‘Uqbah bin ‘Amir radhiyallahu 'anhu mengatakan bahwa
Rasulullah Shallallahu 'alaihi wa sallam bersabda:
خَيْرُ الصَّدَاقِ أَيْسَرُهَا
“Sebaik-baik mahar adalah yang paling ringan.” (HR. Abu
Dawud no. 2117 dan selainnya. Dishahihkan Al-Imam Al-Albani rahimahullahu dalam
Al-Irwa’ no. 1924)
‘Umar ibnul Khaththab radhiyallahu 'anhu menasihatkan,
“Janganlah kalian berlebih- lebihan dalam menetapkan mahar para wanita, karena
kalau mahar itu dianggap sebagai pemuliaan di dunia atau tanda takwa kepada
Allah Subhanahu wa Ta'ala, tentunya Rasulullah Shallallahu 'alaihi wa sallam
lebih dahulu daripada kalian untuk berbuat demikian.” (HR. Abu Dawud no. 2106
dan selainnya. Al-Imam Al-Albani rahimahullahu dalam Shahih Abi Dawud mengatakan
hadits ini hasan shahih)
Tidak ada ketentuan mahar harus berupa barang/benda
tertentu. Bahkan mengajarkan surah-surah Al-Qur`an dapat dijadikan mahar,
sebagaimana ditunjukkan dalam hadits Sahl bin Sa’d radhiyallahu 'anhu yang telah
disebutkan. Demikian pula memerdekakan istri yang semula berstatus budak dapat
dijadikan mahar sebagaimana Rasulullah Shallallahu 'alaihi wa sallam menjadikan
kemerdekaan Shafiyyah bintu Huyai radhiyallahu 'anha dari perbudakan sebagai
maharnya seperti tersebut dalam hadits yang diriwayatkan dalam Shahihain dari
Anas bin Malik radhiyallahu 'anhu. Seorang wanita dapat pula menerima keislaman
calon suaminya yang semula kafir sebagai mahar, sebagaimana mahar Ummu Sulaim
radhiyallahu 'anha ketika menikah dengan Abu Thalhah radhiyallahu 'anhu.

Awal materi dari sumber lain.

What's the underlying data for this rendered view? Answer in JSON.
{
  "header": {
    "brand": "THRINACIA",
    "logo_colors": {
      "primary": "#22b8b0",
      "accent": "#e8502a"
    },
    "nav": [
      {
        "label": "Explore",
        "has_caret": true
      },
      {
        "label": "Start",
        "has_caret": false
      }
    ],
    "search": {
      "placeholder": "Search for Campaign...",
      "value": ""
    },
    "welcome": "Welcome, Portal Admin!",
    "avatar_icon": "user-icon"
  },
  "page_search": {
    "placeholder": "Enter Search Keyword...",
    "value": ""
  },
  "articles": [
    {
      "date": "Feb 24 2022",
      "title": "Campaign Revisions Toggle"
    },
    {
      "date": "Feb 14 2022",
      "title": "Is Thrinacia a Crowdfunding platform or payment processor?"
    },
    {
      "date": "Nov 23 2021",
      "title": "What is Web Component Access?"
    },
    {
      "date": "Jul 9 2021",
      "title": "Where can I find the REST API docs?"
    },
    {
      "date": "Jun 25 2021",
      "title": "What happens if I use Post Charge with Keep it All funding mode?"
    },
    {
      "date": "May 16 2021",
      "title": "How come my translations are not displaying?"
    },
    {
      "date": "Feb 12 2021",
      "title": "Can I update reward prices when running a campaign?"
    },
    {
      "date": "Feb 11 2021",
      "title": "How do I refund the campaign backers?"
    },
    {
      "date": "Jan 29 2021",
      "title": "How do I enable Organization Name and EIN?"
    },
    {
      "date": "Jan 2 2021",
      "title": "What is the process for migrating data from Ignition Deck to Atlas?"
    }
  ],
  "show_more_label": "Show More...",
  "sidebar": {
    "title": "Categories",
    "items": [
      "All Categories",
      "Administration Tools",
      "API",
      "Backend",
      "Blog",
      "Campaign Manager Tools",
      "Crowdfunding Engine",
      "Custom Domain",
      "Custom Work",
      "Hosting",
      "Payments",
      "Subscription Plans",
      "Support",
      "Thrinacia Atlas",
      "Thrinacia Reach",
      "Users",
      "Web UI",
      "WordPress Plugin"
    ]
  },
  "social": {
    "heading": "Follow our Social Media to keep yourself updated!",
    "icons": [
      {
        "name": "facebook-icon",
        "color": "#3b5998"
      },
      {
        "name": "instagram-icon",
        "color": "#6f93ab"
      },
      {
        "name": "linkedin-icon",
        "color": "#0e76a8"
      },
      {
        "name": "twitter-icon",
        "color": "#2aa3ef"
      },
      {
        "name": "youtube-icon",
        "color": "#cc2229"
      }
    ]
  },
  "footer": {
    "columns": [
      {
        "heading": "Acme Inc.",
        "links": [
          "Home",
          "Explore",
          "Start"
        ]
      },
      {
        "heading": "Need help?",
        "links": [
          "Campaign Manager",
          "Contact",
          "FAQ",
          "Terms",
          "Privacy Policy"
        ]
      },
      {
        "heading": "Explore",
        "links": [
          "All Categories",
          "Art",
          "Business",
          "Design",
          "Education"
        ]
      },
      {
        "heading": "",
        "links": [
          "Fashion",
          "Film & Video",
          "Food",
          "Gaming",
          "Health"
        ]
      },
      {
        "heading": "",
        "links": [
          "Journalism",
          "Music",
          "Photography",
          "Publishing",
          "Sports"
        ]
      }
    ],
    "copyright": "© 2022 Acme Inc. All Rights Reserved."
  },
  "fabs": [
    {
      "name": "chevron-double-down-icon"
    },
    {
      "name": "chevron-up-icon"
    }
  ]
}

Diriwayatkan haditsnya oleh An-Nasa`i dalam Sunan- nya no. 3340, dishahihkan
Al-Imam Al-Albani rahimahullahu dalam Shahih An-Nasa`i.
Tidak ada pula ketentuan jumlah minimal dan maksimal
dari sebuah mahar. Hanya saja tidaklah disukai bila mahar itu berlebih-lebihan
sehingga memberatkan pihak laki- laki dan menghambat pernikahan. Karena mematok
mahar yang tinggi, menjadikan banyak wanita memasuki usia tua tanpa sempat
menikah. Bagaimana tidak, setiap lelaki yang datang ditolak dengan alasan tidak
mampu memberikan mahar yang tinggi, atau lelaki itu yang mundur teratur karena
tidak bisa memenuhi tuntutan yang ada. Wallahul musta’an.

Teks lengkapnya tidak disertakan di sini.